Friday 7 May 2010

Woke today, groggy, to a hung parliament. Stayed up until after midnight last night watching the BBC, hoping to go to bed to a new governmental situation. Needless to say, we didn't.

Yesterday was a fairly eventful day. We had decided to hold an election party and invite various Brits, plus interested Europeans round for a barbecue and to watch the elections via iplayer plugged into the TV. At 12 noon, we arrived home from a provisions shop to find a note stuck in our front door informing us that our electricity had been switched off because we had apparently failed to pay our bill (n.b the backwardness of the situation here means that even if you make an online bank transfer, it doesn't go straight through - instead, the bank sends a physical cheque to the intended recipient for them to pay in. It's not exactly a swift process). Cue a long, frustrating telephone call involving not being able to speak to a human being and having to hand over my credit card details to an automaton. The Major took over the situation, and eventually managed to make human contact. Would our electricity be switched back on today? Only if they could manage to get someone out, he was told. This was unlikely, and we would probably have to wait until tomorrow afternoon (i.e. today). 17 people coming for dinner and no electricity. Mon dieu.

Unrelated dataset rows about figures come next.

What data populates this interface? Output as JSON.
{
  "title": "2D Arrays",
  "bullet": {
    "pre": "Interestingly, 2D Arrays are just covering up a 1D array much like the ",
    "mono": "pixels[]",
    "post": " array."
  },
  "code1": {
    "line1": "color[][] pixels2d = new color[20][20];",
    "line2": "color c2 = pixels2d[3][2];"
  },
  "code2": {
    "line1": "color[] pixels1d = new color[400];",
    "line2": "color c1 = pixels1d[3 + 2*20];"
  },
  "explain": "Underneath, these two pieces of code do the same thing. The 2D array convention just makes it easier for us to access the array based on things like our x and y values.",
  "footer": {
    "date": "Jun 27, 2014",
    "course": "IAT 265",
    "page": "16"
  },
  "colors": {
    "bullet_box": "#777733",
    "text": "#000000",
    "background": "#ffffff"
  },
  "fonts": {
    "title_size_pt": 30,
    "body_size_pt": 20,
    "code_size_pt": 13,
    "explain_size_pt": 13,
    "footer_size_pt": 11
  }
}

Luckily, I am married to a quick-thinking man who spun them a story involving untruths I won't detail here. At 4.45pm, someone turned up and switched it back on. Ad hour later, the first of our guests arrived.

We were hoping, as I said, to be able to watch the whole thing and toddle off to bed. But when, by 12.30am, no definitive result had been made, we gave up.

This morning I am feeling a) exhausted and b) increasingly irritated that I am apparently one of the many overseas voters 'denied' their vote. I sent off for my ballot paper weeks ago - a fact I wrote about here - but didn't get any sort of communication through until the end of last week - far too late to get my vote in on time.

If the powers that be want a genuinely democratic government, they're going to have to get a bit more organised. Be prepared for queues, for one thing, and organise some sort of system for Brits abroad that doesn't involve relying on the vagaries of international postal systems. We have secure online banking, surely there must be some way of setting up online voting? It might help at home too - the so-called apathetic youth of today might simply find it too complicated to take half a day - or an entire day - off work to go and queue at their local polling station. Open to fraud yes, but at least everyone with an internet connection could vote, and the wonks would have to think of some way round the fraud aspect.

Most Americans round here seem to be oblivious of the furore currently going on in the UK. They're more concerned that the Dow dropped almost 1000 points yesterday because of the Greek fiasco. Interesting times.